In determinate circostanze, le molecole di tensioattivi si legano alle proteine e ai polisaccaridi e i complessi tensioattivo-biopolimero risultanti possono avere caratteristiche funzionali molto diverse rispetto a ciascuno dei singoli componenti. Queste interazioni tensioattivo-biopolimero possono avvenire attraverso una varietà di meccanismi diversi, ma le due più importanti di solito sono le interazioni elettrostatiche e idrofobiche. L’origine e la natura di queste interazioni, determinano: il numero di molecole di tensioattivo legate a un biopolimero, il come e se le molecole di tensioattivo si legano in singoli monomeri o in cluster simili a micelle. Il legame tra i tensioattivi e i biopolimeri, può portare a grandi cambiamenti nella conformazione, nella stabilità e nelle interazioni delle molecole dei biopolimeri. Questi cambiamenti possono avere una grande influenza sulle proprietà fisico-chimiche di massa delle soluzioni di biopolimeri, come l’aspetto, la reologia e il comportamento di fase. Inoltre, queste interazioni possono portare alla formazione di strutture che possono avere nuove proprietà funzionali (per  esempio l’incapsulamento e il rilascio). Quando le molecole di tensioattivi sono mescolate con una soluzione di molecole polimeriche, possono esistere in uno stato libero o legato.
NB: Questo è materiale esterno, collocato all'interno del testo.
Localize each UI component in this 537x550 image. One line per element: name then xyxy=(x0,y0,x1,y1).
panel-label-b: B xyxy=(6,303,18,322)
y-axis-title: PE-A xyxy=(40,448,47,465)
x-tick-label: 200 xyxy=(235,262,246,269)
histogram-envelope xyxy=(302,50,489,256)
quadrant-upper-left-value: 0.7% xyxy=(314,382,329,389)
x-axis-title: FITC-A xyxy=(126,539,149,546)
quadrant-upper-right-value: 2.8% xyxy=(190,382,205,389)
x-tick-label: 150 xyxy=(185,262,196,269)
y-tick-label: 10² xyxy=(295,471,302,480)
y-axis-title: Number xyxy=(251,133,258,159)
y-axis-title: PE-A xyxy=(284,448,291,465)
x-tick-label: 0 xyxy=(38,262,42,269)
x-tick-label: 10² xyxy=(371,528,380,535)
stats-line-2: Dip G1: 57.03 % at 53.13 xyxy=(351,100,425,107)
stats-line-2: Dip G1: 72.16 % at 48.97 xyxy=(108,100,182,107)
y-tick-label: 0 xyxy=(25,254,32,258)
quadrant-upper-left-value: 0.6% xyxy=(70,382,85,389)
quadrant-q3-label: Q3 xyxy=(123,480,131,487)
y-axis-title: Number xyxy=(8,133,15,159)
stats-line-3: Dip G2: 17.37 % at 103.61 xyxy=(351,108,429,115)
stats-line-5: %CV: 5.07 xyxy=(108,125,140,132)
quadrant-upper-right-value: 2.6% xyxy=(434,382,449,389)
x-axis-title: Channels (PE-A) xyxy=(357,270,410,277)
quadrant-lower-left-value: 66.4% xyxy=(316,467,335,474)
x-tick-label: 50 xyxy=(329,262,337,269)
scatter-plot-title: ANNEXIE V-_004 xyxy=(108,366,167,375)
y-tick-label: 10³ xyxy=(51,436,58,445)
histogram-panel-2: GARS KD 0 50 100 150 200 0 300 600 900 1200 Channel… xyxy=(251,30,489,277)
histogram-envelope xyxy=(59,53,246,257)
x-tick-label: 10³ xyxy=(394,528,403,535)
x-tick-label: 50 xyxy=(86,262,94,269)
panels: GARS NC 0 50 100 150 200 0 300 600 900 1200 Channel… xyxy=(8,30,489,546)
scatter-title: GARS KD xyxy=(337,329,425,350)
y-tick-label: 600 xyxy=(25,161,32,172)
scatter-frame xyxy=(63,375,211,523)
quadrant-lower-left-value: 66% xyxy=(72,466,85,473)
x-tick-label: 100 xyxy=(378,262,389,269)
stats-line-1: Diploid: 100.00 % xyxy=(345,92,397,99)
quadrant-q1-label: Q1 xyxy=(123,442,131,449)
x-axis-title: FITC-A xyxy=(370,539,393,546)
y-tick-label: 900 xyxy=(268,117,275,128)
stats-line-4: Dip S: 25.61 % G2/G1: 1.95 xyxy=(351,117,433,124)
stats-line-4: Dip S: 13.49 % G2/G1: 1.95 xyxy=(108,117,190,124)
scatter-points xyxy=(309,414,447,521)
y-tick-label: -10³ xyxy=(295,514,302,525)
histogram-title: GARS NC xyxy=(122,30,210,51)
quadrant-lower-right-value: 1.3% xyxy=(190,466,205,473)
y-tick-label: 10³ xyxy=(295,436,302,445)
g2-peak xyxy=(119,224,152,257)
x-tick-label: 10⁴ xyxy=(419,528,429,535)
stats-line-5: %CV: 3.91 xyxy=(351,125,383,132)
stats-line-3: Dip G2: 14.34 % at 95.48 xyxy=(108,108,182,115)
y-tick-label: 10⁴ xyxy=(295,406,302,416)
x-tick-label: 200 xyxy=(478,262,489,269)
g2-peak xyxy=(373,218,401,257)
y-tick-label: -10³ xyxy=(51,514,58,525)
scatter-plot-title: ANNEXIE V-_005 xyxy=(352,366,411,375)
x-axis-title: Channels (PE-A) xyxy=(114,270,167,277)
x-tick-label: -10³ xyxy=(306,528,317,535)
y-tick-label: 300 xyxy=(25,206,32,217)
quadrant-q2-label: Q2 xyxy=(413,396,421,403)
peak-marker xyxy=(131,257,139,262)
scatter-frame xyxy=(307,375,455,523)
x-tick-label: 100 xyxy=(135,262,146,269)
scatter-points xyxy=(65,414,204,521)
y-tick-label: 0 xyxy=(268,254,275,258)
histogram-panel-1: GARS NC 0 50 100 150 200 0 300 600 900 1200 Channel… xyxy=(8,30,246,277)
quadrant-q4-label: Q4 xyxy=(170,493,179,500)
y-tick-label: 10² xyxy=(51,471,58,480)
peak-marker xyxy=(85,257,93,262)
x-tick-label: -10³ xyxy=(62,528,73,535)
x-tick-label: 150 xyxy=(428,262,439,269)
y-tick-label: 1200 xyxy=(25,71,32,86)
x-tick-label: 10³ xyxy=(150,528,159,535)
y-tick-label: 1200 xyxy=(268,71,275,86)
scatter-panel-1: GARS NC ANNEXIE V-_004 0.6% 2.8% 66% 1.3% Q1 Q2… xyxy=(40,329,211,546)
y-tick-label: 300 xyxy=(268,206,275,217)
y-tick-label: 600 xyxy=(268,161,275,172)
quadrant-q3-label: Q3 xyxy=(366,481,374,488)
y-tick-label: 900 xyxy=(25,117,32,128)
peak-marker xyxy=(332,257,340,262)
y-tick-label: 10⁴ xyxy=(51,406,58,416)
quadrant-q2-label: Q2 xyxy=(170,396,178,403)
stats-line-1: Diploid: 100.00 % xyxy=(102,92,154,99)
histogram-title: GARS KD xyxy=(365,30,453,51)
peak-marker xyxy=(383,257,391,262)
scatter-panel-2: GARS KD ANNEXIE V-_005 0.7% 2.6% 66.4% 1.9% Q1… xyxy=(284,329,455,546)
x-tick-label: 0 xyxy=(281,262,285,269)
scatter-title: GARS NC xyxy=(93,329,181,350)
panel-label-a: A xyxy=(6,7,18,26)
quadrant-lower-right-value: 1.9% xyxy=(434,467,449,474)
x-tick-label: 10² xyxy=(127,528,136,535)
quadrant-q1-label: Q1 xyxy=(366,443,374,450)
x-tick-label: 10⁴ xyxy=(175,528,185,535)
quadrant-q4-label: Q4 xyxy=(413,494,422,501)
In entrambi questi stati, il tensioattivo può esistere come singoli monomeri o cluster molecolari (ad esempio, micelle). La ripartizione delle molecole di tensioattivo, tra queste diverse forme molecolari, dipende dalla concentrazione e dalle caratteristiche molecolari del biopolimero e del tensioattivo (per esempio, peso molecolare, idrofobicità, carica elettrica e flessibilità), nonché dalla soluzione prevalente e dalle condizioni ambientali (come temperatura, pressione, pH, forza ionica e forze esterne). Una varietà di diversi meccanismi fisico-chimici può favorire o opporsi al legame, per esempio le interazioni idrofobiche, le interazioni elettrostatiche, il legame idrogeno e gli effetti dell’entropia. In un sistema con una concentrazione fissa di biopolimeri e quantità crescenti di tensioattivo, è possibile definire due concentrazioni critiche di tensioattivi: “C1” e “C2“.  C1 è la concentrazione critica di aggregazione (CAC) e rappresenta la concentrazione alla quale si verifica per la prima volta l’interazione tra il tensioattivo e il biopolimero. Al di sopra di questa concentrazione, le molecole di tensioattivo possono legarsi come monomeri o come micelle. C2 è il tensioattivo alla quale il polimero diventa saturo di tensioattivo. Al di sopra di questa concentrazione, il tensioattivo aggiuntivo entra nella fase acquosa e forma monomeri o micelle a seconda che la concentrazione di tensioattivo libero sia inferiore o superiore alla CMC, rispettivamente. C1 è generalmente ben al di sotto della CMC del tensioattivo ed è solo debolmente dipendente dalla quantità di polimero in soluzione. D’altra parte, C2, che rappresenta la concentrazione di tensioattivo alla saturazione del polimero, è solitamente proporzionale alla concentrazione del polimero. Le interazioni tra tensioattivi e polisaccaridi sono utilizzate in molti tipi di processi alimentari per migliorare le proprietà degli alimenti. Per esempio, i tensioattivi (come i monogliceridi e gli stearoil lattitati) vengono spesso incorporati per migliorare la qualità di prodotti a base di amido, come cereali per la colazione, pasta e prodotti a base di patate.